The technical nature of this vulnerability aligns with CWE-190, Integer Overflow or Wraparound, which specifically addresses situations where integer arithmetic operations produce results that exceed the maximum value that can be represented by the data type. In Ethereum smart contracts, this typically occurs when operations involving uint256 variables exceed their maximum value of 2^256 - 1, causing the value to wrap around to zero or a negative value. The mintToken function lacks proper bounds checking and overflow protection mechanisms that would normally prevent such arithmetic anomalies from being exploited.
The operational impact of this vulnerability is devastating for any token holders and investors who rely on the integrity of the Crowdsale contract. An attacker with owner access can manipulate token distributions to create unlimited tokens, effectively undermining the economic model and value proposition of the token. This vulnerability directly enables several attack vectors including token inflation, unauthorized balance manipulation, and potential theft of funds.
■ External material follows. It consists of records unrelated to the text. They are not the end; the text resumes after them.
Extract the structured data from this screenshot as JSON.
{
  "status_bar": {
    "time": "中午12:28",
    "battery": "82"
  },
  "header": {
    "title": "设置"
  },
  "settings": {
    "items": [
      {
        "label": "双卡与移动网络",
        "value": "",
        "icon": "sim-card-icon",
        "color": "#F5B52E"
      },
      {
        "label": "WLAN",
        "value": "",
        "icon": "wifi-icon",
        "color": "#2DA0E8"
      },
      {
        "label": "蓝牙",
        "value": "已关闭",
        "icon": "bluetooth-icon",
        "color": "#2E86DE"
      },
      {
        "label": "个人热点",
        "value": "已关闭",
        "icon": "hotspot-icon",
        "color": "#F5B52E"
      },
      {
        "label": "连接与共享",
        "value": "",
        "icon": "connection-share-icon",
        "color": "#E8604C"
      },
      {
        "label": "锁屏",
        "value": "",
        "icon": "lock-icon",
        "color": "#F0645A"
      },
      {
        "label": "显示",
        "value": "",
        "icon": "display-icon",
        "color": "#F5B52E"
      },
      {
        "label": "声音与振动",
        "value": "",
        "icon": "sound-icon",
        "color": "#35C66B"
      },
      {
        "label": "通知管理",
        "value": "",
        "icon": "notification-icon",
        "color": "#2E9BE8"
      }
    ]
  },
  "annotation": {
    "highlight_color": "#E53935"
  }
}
The compromised contract state means that all users' balances become unreliable, as the owner can arbitrarily adjust them without detection. The vulnerability also creates a fundamental trust issue in the entire token ecosystem, as users cannot verify their actual balances or transaction history.
From a cybersecurity perspective, this vulnerability maps to several ATT&CK techniques including T1059.001 Command and Scripting Interpreter and T1548.001 Abuse of Functionality, as it allows attackers to exploit legitimate contract functions for malicious purposes. The vulnerability also aligns with T1499.004 Network Denial of Service through contract manipulation and T1566.002 Phishing with Spoofing in the context of token value manipulation. Organizations and individuals should immediately audit their smart contract implementations for similar integer overflow vulnerabilities and implement proper overflow protection mechanisms such as safeMath libraries or explicit bounds checking. The vulnerability demonstrates the critical importance of rigorous smart contract auditing and the need for comprehensive security testing before deployment. Additionally, the use of formal verification methods and automated security analysis tools should be considered to prevent similar issues in future implementations. The incident highlights the necessity of implementing proper access controls and multi-signature requirements for contract owner privileges to limit the potential damage from such vulnerabilities.